61 Figure 6.1 The connectivity model

PORTFOLIO AREA NETWORK CONTENT

BUILDING AREA NETWORK SOFTWARE MANAGEMENT & CONTROL

IN-BUILDING CABLING

HARDWARE LOCAL LOOP

CABLE NETWORK

As was demonstrated in the Broadgate case study, the software and content layers of the model can also be used to add value, even where the landlord has no stake in the provision of the hardware. Building size and occupation pattern are also important here. Clearly a landlord or developer can only use his aggregation power where he is the biggest aggregator of demand. In the Spinningfields case study, for example, the large single occupiers seen as the target market are likely to have far greater buying power than the developer can deliver. In a building designed for multi-letting, the developer is likely to be best placed to aggregate the demand for the whole scheme and deliver better prices.

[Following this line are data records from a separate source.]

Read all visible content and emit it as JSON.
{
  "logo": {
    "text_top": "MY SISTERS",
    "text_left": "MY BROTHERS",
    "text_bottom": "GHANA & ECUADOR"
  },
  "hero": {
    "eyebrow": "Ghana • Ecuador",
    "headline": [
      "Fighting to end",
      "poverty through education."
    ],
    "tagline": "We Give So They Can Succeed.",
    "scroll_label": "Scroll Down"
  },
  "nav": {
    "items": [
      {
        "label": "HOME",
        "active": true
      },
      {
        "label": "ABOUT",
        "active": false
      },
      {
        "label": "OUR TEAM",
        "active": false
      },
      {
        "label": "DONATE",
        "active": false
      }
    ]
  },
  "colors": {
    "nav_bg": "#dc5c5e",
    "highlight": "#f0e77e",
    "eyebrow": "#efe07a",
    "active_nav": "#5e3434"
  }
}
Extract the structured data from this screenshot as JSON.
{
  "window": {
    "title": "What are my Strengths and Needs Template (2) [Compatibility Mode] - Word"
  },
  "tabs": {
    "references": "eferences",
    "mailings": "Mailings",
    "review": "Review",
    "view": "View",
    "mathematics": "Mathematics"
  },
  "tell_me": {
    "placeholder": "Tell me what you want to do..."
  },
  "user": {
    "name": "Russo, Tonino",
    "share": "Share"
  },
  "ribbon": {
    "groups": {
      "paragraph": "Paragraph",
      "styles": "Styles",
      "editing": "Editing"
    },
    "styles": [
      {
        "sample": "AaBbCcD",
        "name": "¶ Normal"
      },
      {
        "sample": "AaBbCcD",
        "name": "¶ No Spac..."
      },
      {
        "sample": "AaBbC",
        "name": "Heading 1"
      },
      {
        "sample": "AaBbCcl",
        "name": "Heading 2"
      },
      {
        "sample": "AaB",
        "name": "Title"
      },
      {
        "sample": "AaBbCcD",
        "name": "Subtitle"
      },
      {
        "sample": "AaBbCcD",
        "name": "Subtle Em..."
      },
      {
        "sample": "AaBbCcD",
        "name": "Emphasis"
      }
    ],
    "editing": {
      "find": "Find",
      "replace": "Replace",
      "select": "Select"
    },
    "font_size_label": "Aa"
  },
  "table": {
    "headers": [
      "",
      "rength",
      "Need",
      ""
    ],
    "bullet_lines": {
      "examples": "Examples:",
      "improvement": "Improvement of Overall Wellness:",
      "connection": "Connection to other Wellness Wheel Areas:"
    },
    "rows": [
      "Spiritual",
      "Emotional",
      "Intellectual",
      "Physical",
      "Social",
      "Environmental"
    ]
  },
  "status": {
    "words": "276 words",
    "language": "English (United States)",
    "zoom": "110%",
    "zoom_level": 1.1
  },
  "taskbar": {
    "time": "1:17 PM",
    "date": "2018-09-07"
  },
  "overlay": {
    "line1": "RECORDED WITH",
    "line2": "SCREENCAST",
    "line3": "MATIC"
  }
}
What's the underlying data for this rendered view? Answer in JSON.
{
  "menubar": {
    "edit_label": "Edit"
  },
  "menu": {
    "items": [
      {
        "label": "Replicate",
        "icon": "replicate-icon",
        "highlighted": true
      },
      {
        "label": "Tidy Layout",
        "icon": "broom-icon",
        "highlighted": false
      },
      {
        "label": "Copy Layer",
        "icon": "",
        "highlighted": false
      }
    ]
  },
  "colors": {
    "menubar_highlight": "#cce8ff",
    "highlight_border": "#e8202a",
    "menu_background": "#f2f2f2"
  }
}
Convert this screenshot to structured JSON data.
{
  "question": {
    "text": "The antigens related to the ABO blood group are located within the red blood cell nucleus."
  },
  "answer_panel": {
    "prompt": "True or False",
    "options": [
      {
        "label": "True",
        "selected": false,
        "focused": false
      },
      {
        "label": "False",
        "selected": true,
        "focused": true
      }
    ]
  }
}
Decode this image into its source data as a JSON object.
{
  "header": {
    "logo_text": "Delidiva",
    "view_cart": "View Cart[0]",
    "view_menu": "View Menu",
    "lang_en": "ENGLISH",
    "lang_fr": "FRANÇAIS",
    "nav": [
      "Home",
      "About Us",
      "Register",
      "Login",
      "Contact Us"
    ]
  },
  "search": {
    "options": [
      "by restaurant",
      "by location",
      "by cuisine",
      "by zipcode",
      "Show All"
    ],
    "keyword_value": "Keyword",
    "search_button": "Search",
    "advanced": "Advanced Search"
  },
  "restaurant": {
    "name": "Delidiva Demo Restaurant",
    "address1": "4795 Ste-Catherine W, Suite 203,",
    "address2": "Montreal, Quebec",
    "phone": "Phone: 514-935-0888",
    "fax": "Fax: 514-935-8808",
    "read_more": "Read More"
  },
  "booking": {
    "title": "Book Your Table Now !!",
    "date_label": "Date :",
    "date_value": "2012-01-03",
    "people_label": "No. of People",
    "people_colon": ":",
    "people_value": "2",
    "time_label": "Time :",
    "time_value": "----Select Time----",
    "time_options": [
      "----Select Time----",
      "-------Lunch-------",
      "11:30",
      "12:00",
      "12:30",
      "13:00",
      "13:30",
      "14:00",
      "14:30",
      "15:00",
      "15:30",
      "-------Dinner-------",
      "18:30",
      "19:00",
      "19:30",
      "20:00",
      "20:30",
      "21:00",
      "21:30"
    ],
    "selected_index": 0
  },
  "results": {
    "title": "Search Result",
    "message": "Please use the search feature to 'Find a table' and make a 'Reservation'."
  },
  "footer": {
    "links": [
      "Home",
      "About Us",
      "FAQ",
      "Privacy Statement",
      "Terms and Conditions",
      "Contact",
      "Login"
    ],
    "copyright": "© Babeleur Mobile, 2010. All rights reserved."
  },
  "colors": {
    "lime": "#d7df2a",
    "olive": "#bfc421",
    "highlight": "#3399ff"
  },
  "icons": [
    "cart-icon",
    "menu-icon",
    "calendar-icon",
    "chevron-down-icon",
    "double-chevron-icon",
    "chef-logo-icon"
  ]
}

6.3 Is the pricing of connectivity transparent? As with other landlord services, connectivity pricing is part of the total occupancy cost of buildings. In conventional office markets, it is perhaps a case of value added being more judgemental and subjective both in terms of yield and rental impact. The managed office sector uses connectivity in a more proactive way to underpin its offer, but even here location is still very important. Unbundling the impact of technology from other factors is fraught with difficulties. This pilot study has highlighted some of the ways in which the market can disaggregate the technology-led impacts on value, but more work is needed to highlight how the economic benefits of connected buildings can be measured.

6.4 Limitations of research The main limitation relates to non-response in the online survey. However, although we were not able to analyse the reasons for non-response, it is likely that the survey offers a robust measure and snapshot of key stakeholders’ perceptions on connectivity.

6.5 Need for further research More research is needed to examine a range of case study buildings using relevant performance measurement data. It will also be important to monitor and benchmark

62 connectivity over time, as wireless and other technologies become even more ubiquitous.

In terms of the end customer, the expectation of occupiers is key to the future absorption of broadband provision into the Grade A specification. All the indications from this study are that connectivity is an important component of the infrastructure of occupation and that lack of it can create competitive disadvantage.